Lirik lagu “Jasamu Guru” sangatlah jelas secara tidak langsung menegaskan korelasi antara proses belajar dengan hasil yang didapatkan oleh seorang siswa. Jelas sekali dengan belajar di sekolah dan mendapatkan bimbingan dari guru, maka seorang siswa yang mulanya belum dapat membaca dan membaca kemudian bisa. Tentu kemampuan siswa akan terus bertambah dan berkembang seiring jenjang pendidikan yang terus ditempuhnya dari mulai tingkat dasar, tingkat menengah, tingkat atas atau bahkan naik pada level perkuliahan.

Mirisnya, korelasi yang sepatutnya terwujud pada kenyataannya tidak demikian. Melansir dari www.news.republika.co.id (24/09/2023) disebutkan anak-anak di Asia Pasifik tidak memiliki keterampilan pendidikan dasar. Kemampuan dasar calistung yakni membaca, menulis, dan berhitung tidak dimiliki oleh mereka.

Bagaimana dengan kondisi pelajar di negeri ini?

Ya, rupanya tidak jauh berbeda. Bahkan, ditemukan tidak hanya pada tingkat sekolah dasar mereka yang tidak memiliki kemampuan dasar tapi hal ini terjadi pada puluhan pelajar SMPN yang ada di kota Kupang. Puluhan pelajar SMP itu tidak bisa membaca dan menulis bahkan membedakan huruf abjad pun tak mampu.

Kondisi ini diketahui setelah pihak sekolah mengadakan penelitian awal pada siswa baru dengan melakukan asesmen kognitif. Pada penelitian awal itu dilakukan dengan bacaan, lalu pelajar diberi kesempatan untuk memahami bacaan singkat. Hasilnya kecakapan mereka menanggapi bacaan beberapa paragraf tergolong lambat. Bahkan, didapati siswa yang tidak bisa membedakan huruf abjad. (tribunflores.com, 10/8/2023)

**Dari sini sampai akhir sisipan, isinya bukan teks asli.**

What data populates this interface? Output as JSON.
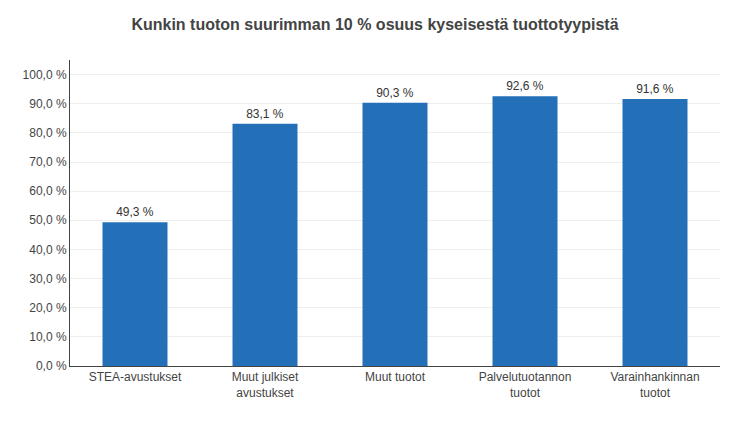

Pertanyaan, kenapa hal ini dapat terjadi?

Mempertanyakan penyebab terjadinya suatu persoalan bukanlah berarti mempersalahkan satu pihak atau mencari kambing hitam atas terjadinya suatu masalah. Namun, lebih kepada mencari akar persoalan sehingga dapat dilakukan langkah-langkah untuk menyelesaikan persoalan hingga tuntas.

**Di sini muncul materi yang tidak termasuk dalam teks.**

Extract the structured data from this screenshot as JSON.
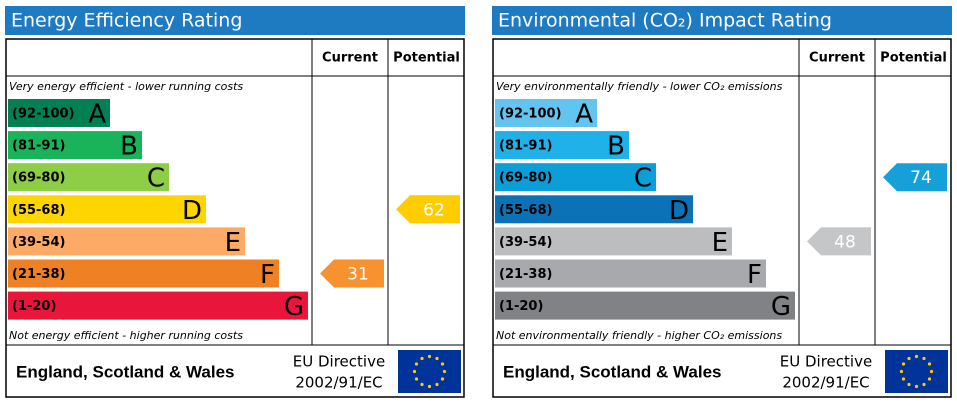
{
  "panels": [
    {
      "title": "Energy Efficiency Rating",
      "columns": [
        "Current",
        "Potential"
      ],
      "top_note": "Very energy efficient - lower running costs",
      "bottom_note": "Not energy efficient - higher running costs",
      "bands": [
        {
          "range": "(92-100)",
          "letter": "A",
          "color": "#008054"
        },
        {
          "range": "(81-91)",
          "letter": "B",
          "color": "#19b459"
        },
        {
          "range": "(69-80)",
          "letter": "C",
          "color": "#8dce46"
        },
        {
          "range": "(55-68)",
          "letter": "D",
          "color": "#ffd500"
        },
        {
          "range": "(39-54)",
          "letter": "E",
          "color": "#fcaa65"
        },
        {
          "range": "(21-38)",
          "letter": "F",
          "color": "#ef8023"
        },
        {
          "range": "(1-20)",
          "letter": "G",
          "color": "#e9153b"
        }
      ],
      "current": {
        "value": 31,
        "color": "#f7922e"
      },
      "potential": {
        "value": 62,
        "color": "#ffcc00"
      },
      "footer": {
        "region": "England, Scotland & Wales",
        "directive": [
          "EU Directive",
          "2002/91/EC"
        ]
      }
    },
    {
      "title": "Environmental (CO₂) Impact Rating",
      "columns": [
        "Current",
        "Potential"
      ],
      "top_note": "Very environmentally friendly - lower CO₂ emissions",
      "bottom_note": "Not environmentally friendly - higher CO₂ emissions",
      "bands": [
        {
          "range": "(92-100)",
          "letter": "A",
          "color": "#63c5ef"
        },
        {
          "range": "(81-91)",
          "letter": "B",
          "color": "#1fb1e7"
        },
        {
          "range": "(69-80)",
          "letter": "C",
          "color": "#0c9ed9"
        },
        {
          "range": "(55-68)",
          "letter": "D",
          "color": "#0b72b8"
        },
        {
          "range": "(39-54)",
          "letter": "E",
          "color": "#bbbdbf"
        },
        {
          "range": "(21-38)",
          "letter": "F",
          "color": "#a7a9ac"
        },
        {
          "range": "(1-20)",
          "letter": "G",
          "color": "#808285"
        }
      ],
      "current": {
        "value": 48,
        "color": "#c4c6c8"
      },
      "potential": {
        "value": 74,
        "color": "#16a0d9"
      },
      "footer": {
        "region": "England, Scotland & Wales",
        "directive": [
          "EU Directive",
          "2002/91/EC"
        ]
      }
    }
  ]
}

Dalam hal ini, didapatinya pelajar yang tidak memiliki kemampuan dasar yakni membaca memang tidak dapat dipisahkan dari proses pembelajaran yang sudah didapatkan siswa. Akan tetapi hal inipun tidak serta-merta hanya menyangkut persoalan proses pembelajarannya saja. Secara integratif tentu domainnya dapat diuraikan dalam berbagai aspek, seperti kurikulum, kualitas pengajar, peran orang tua, pengaruh penggunaan handphone bahkan sampai aspek keuangan yakni alokasi APBN untuk pendidikan.

Pada aspek pembelajaran misalnya. Tidak dipungkiri yang terjadi adalah masih banyak para guru yang kemampuan bahasanya kurang. Berdasarkan data, di Indonesia sendiri disebutkan hanya 8 persen guru kelas 4 SD yang mendapat nilai 80 persen atau lebih tinggi dalam evaluasi kemampuan bahasa Indonesianya. Kalau gurunya saja dengan kondisi seperti ini maka di satu sisi menjadi hal yang wajar bilamana para pelajar banyak mengalami ketidakmampuan belajar (learning poverty). Yakni ketidakmampuan anak usia 10 tahun untuk membaca dan memahami bahan bacaan yang sesuai dengan usianya. Inilah yang berikutnya menyebabkan output pendidikan sangatlah rendah.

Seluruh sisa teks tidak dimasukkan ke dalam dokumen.